Synergistic Effect of Anodic Hydrophilic and Hydrophobic Interfaces for Long Cycle Life Aqueous Aluminum–Zinc Hybrid Ion Batteries

Abstract Aqueous aluminum ion batteries (AAIBs) have drawn considerable attention due to their intrinsic safety, cost‐effectiveness, eco‐friendliness, and high theoretical capacity of aluminum. Currently, suitable anode materials are crucial for the development of high‐performance AAIBs. For the first time, a hydrophilic (ZnCr 2 O 4 ) and hydrophobic (PVDF) layer modified zinc anode paired with an aluminum‐based aqueous electrolyte to construct a high‐performance aluminum–zinc hybrid ion battery. The Hydrophilic ZnCr 2 O 4 layer of anode endows the battery with low polarization by boosting the pre‐desolvation and deposition kinetics of aluminum/zinc ions.
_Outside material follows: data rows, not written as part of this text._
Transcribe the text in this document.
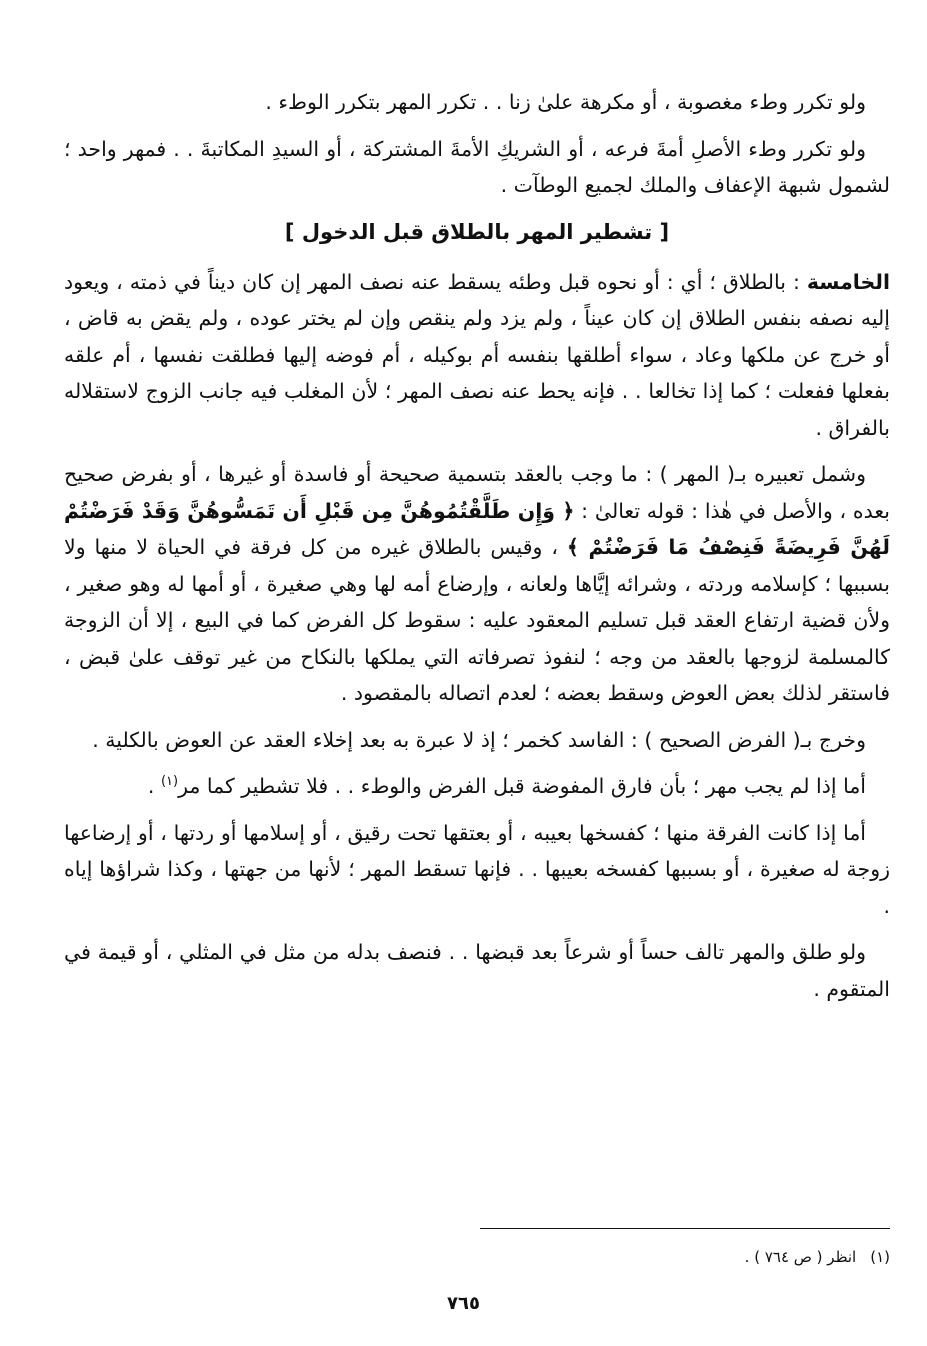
ولو تكرر وطء مغصوبة ، أو مكرهة علىٰ زنا . . تكرر المهر بتكرر الوطء .

ولو تكرر وطء الأصلِ أمةَ فرعه ، أو الشريكِ الأمةَ المشتركة ، أو السيدِ المكاتبةَ . . فمهر واحد ؛ لشمول شبهة الإعفاف والملك لجميع الوطآت .

[ تشطير المهر بالطلاق قبل الدخول ]

الخامسة : بالطلاق ؛ أي : أو نحوه قبل وطئه يسقط عنه نصف المهر إن كان ديناً في ذمته ، ويعود إليه نصفه بنفس الطلاق إن كان عيناً ، ولم يزد ولم ينقص وإن لم يختر عوده ، ولم يقض به قاض ، أو خرج عن ملكها وعاد ، سواء أطلقها بنفسه أم بوكيله ، أم فوضه إليها فطلقت نفسها ، أم علقه بفعلها ففعلت ؛ كما إذا تخالعا . . فإنه يحط عنه نصف المهر ؛ لأن المغلب فيه جانب الزوج لاستقلاله بالفراق .

وشمل تعبيره بـ( المهر ) : ما وجب بالعقد بتسمية صحيحة أو فاسدة أو غيرها ، أو بفرض صحيح بعده ، والأصل في هٰذا : قوله تعالىٰ : ﴿ وَإِن طَلَّقْتُمُوهُنَّ مِن قَبْلِ أَن تَمَسُّوهُنَّ وَقَدْ فَرَضْتُمْ لَهُنَّ فَرِيضَةً فَنِصْفُ مَا فَرَضْتُمْ ﴾ ، وقيس بالطلاق غيره من كل فرقة في الحياة لا منها ولا بسببها ؛ كإسلامه وردته ، وشرائه إيَّاها ولعانه ، وإرضاع أمه لها وهي صغيرة ، أو أمها له وهو صغير ، ولأن قضية ارتفاع العقد قبل تسليم المعقود عليه : سقوط كل الفرض كما في البيع ، إلا أن الزوجة كالمسلمة لزوجها بالعقد من وجه ؛ لنفوذ تصرفاته التي يملكها بالنكاح من غير توقف علىٰ قبض ، فاستقر لذلك بعض العوض وسقط بعضه ؛ لعدم اتصاله بالمقصود .

وخرج بـ( الفرض الصحيح ) : الفاسد كخمر ؛ إذ لا عبرة به بعد إخلاء العقد عن العوض بالكلية .

أما إذا لم يجب مهر ؛ بأن فارق المفوضة قبل الفرض والوطء . . فلا تشطير كما مر$^{(١)}$ .

أما إذا كانت الفرقة منها ؛ كفسخها بعيبه ، أو بعتقها تحت رقيق ، أو إسلامها أو ردتها ، أو إرضاعها زوجة له صغيرة ، أو بسببها كفسخه بعيبها . . فإنها تسقط المهر ؛ لأنها من جهتها ، وكذا شراؤها إياه .

ولو طلق والمهر تالف حساً أو شرعاً بعد قبضها . . فنصف بدله من مثل في المثلي ، أو قيمة في المتقوم .

(١)انظر ( ص ٧٦٤ ) .
٧٦٥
Meanwhile, the hydrophobic PVDF layer suppresses water‐induced corrosion of the anode. The synergistic effect of the hydrophilic and hydrophobic layers of the anode stimulates the battery to exhibit unprecedented cycle life (> 6000 cycles) and considerable discharge capacity (280 mAh g −1 ), compared to the batteries proposed in previous works paired with aluminum alloy anodes and aluminum‐based aqueous electrolytes. This novel anode provides powerful backing for the development of long‐life and high‐capacity aqueous polyvalent ion batteries due to its low cost and simple fabrication process.